63 Alcune osservazioni interessanti su partecipazione, apatia e alienazione si trovano in La Palombara

indifferenza più che da ostilità o risentimento, anche se le ragioni che sottendono a questa posizione possono essere diverse (Raniolo, 2002). Un primo modello di lettura dell’astensionismo da apatia è quello che lo collega alla lontananza degli individui rispetto ad una serie di fattori strutturali (socioeconomici, culturali, di genere, demografici e relazionali) in grado di stimolarne l’attivazione politica. Si tratta del modello classico della centralità-perifericità, nelle sue versioni più semplici o più elaborate. Tuttavia, si fa rilevare come l’astensionismo da marginalità tenderebbe verso un progressivo calo dovuto alle trasformazioni sociali, economiche, culturali e tecnologiche delle democrazie contemporanee (Inglehart, 1983). La seconda lettura che si offre dell’astensionismo da apatia ha a che fare con la crescita nelle società occidentali di orientamenti individualistici e di stili di vita centrati sull’autorealizzazione personale, tali per cui sono tutte le esperienze di tipo solidaristico-collettivo a suscitare un minore interesse nella maggior parte degli individui. Vi è infine la terza spiegazione che riconduce l’apatia alla crisi delle capacità di rappresentanza e di mobilitazione delle organizzazioni politiche, ed in primis i partiti. In questo caso, la marginalità dell’elettore non è collegata né alla mancanza di risorse né al prevalere di valori individualistici ma alla difficoltà di individuare dei circuiti organizzativi o delle reti di relazioni in grado di sostituirsi ai tradizionali canali partitici e di avvicinare nuovamente i cittadini alla politica. L’attuale presenza di forme di indifferenza per la politica sarebbe così il risultato di una non rispondenza tra nuove forme di domanda politica e strutture partecipative tradizionali, che spingerebbe a parlare più che di apatia di “frustrazione” politica (Millefiorini, 2002).

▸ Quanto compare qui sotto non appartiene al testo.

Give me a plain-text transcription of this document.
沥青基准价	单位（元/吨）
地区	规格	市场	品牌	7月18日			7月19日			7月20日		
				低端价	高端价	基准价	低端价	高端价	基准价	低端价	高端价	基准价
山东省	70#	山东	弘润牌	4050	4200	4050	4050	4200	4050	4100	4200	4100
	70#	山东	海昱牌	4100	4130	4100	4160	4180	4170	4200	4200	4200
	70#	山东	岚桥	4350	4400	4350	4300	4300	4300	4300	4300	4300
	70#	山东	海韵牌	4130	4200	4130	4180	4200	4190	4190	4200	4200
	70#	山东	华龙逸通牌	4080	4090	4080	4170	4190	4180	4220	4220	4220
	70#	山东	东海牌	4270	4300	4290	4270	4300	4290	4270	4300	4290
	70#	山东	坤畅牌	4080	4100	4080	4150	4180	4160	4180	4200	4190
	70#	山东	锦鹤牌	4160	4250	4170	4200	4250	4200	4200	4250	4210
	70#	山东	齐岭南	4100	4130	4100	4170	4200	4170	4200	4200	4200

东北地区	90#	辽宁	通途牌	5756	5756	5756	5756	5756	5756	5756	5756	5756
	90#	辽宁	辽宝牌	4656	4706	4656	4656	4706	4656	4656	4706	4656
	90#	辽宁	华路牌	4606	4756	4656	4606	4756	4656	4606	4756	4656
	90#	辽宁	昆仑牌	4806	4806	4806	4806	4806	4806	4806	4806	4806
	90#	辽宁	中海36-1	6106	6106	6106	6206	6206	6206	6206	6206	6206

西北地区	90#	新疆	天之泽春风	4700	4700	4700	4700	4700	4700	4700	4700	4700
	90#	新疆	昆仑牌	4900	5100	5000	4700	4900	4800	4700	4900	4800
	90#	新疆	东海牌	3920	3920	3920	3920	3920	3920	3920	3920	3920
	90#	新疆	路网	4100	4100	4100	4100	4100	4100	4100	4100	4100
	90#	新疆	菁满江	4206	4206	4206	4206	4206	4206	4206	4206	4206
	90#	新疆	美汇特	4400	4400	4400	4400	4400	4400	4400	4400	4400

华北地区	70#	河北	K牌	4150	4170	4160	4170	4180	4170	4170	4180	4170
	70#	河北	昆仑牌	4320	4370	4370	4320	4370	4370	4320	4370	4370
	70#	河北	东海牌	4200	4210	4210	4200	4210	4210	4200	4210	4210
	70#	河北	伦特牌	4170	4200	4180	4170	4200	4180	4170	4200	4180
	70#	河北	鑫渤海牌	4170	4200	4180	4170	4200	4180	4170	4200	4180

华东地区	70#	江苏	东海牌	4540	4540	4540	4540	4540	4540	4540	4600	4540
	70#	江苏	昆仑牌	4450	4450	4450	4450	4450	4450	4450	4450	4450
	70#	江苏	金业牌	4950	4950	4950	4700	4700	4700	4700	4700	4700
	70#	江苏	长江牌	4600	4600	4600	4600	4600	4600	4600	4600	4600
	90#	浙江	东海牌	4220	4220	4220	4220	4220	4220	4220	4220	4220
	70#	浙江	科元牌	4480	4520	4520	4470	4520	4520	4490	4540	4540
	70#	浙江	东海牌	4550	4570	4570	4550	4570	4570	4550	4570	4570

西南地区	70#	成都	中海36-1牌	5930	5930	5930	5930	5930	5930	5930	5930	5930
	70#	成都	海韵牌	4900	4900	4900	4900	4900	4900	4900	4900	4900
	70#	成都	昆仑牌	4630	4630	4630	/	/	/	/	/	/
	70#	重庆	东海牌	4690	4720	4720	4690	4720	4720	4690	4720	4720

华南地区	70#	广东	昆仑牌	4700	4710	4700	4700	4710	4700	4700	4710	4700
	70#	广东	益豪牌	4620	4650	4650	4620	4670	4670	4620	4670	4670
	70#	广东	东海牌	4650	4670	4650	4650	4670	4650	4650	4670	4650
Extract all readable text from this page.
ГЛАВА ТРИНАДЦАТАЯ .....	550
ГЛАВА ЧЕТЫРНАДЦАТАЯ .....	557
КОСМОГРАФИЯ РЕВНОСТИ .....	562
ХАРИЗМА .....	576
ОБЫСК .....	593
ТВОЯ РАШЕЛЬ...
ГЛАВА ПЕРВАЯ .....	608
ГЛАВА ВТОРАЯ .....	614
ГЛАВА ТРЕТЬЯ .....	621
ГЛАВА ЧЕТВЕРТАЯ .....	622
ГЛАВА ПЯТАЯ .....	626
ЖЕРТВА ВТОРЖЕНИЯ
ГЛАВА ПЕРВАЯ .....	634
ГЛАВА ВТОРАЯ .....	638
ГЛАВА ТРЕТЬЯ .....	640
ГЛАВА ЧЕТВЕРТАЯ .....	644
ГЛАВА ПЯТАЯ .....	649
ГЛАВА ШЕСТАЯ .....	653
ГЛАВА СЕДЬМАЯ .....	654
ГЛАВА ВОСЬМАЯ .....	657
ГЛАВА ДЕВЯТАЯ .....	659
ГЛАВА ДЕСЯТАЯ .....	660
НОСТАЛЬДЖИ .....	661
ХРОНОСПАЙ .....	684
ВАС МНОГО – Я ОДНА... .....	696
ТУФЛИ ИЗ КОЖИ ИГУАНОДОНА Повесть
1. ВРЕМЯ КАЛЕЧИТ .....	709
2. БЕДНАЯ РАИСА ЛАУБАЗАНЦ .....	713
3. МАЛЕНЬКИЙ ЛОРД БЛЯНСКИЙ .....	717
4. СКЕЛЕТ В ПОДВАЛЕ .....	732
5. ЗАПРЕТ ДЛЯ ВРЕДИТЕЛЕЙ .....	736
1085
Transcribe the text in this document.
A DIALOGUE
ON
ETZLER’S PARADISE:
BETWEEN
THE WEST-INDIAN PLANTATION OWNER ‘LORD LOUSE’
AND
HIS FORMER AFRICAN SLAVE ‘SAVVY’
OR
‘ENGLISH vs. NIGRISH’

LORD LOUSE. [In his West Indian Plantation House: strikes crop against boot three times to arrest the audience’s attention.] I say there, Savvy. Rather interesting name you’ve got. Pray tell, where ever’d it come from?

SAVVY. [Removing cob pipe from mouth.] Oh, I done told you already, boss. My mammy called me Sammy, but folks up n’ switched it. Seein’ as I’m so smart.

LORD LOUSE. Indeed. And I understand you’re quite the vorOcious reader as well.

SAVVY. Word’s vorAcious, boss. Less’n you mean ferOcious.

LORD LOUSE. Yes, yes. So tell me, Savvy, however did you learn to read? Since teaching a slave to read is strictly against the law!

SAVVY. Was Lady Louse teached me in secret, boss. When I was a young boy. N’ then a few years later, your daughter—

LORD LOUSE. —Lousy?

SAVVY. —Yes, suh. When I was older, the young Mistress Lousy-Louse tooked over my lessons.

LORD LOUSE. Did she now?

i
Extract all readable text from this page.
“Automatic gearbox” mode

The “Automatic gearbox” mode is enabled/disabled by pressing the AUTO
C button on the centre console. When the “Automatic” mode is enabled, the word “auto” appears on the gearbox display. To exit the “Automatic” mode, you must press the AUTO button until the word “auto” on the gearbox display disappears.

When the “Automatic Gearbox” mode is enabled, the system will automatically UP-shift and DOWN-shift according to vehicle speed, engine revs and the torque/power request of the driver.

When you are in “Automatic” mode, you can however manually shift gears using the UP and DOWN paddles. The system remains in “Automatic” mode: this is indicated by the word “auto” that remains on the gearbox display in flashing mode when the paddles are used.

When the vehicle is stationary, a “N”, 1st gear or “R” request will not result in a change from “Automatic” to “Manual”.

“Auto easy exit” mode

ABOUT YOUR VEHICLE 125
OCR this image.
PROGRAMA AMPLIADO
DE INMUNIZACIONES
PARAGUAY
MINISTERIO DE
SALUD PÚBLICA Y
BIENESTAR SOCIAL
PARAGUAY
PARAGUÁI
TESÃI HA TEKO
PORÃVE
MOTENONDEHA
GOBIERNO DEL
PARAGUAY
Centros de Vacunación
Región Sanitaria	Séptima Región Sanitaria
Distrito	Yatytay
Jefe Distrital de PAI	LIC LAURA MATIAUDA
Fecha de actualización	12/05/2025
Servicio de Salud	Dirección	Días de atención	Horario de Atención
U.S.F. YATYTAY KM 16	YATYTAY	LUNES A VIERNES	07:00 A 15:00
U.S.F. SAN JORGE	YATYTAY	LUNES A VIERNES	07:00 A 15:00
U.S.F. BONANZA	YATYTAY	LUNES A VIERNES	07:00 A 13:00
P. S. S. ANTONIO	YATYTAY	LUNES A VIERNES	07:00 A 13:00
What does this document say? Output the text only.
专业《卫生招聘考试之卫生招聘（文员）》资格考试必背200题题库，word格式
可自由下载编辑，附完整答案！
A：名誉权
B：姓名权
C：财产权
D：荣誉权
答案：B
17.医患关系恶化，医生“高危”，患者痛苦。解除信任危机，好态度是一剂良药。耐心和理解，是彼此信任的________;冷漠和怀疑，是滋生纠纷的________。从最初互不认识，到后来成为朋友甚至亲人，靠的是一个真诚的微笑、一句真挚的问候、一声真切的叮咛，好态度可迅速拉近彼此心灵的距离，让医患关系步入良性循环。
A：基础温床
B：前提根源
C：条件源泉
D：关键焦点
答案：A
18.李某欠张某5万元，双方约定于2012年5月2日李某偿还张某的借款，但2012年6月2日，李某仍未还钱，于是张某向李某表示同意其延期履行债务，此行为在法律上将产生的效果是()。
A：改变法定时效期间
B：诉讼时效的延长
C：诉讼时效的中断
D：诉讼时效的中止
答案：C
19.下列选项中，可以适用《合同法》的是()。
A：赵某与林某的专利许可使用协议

Diversamente da quello per apatia, l’astensionismo per protesta non mostra un cittadino disinteressato alla politica ma un cittadino deluso, quando non anche disgustato, che esprime il suo disappunto rifiutandosi di votare. In questo caso, l’astensione è una non-azione che diventa una delle possibili scelte del vasto repertorio di modalità di relazione con il sistema politico. Attraverso la protesta passano diversi significati. Questi sono alla base della tipologia di “astensionisti per protesta” elaborata da Raniolo (2002), in cui si distinguono: 1) coloro che esprimono un “non voto ideologico”, cioè degli astensionisti arrabbiati che si avvicinano ai temi dell’antipolitica e dell’antipartitismo e che probabilmente si astengono stabilmente dal voto; 2) coloro che esprimono un “non voto strategico di tipo punitivo”, i quali si astengono perché in una determinata congiuntura non si ritrovano nella posizione di nessun partito o non trovano tra i candidati nessuno che catturi la propria fiducia; 3) coloro che esprimono un “non voto da reidentificazione”, ossia che stanno maturando la scelta di cambiare identificazione partitica o di coalizione. Pur esprimendo una forma di distanziamento, temporaneo o permanente, l’astensionismo per protesta non individua una posizione di distanza estrema dalla politica. È, infatti, possibile che pur decidendo di non recarsi a votare questi cittadini si relazionino con la

politica attraverso altre modalità, più o meno ortodosse e istituzionalizzate. Ma quand’anche la vicinanza alla politica non si traducesse in comportamenti concreti e visibili, rimane ancora quella forma di partecipazione che è stata definita “latente” o “invisibile” e che chiama in causa la componente psicologica della distanza sociale.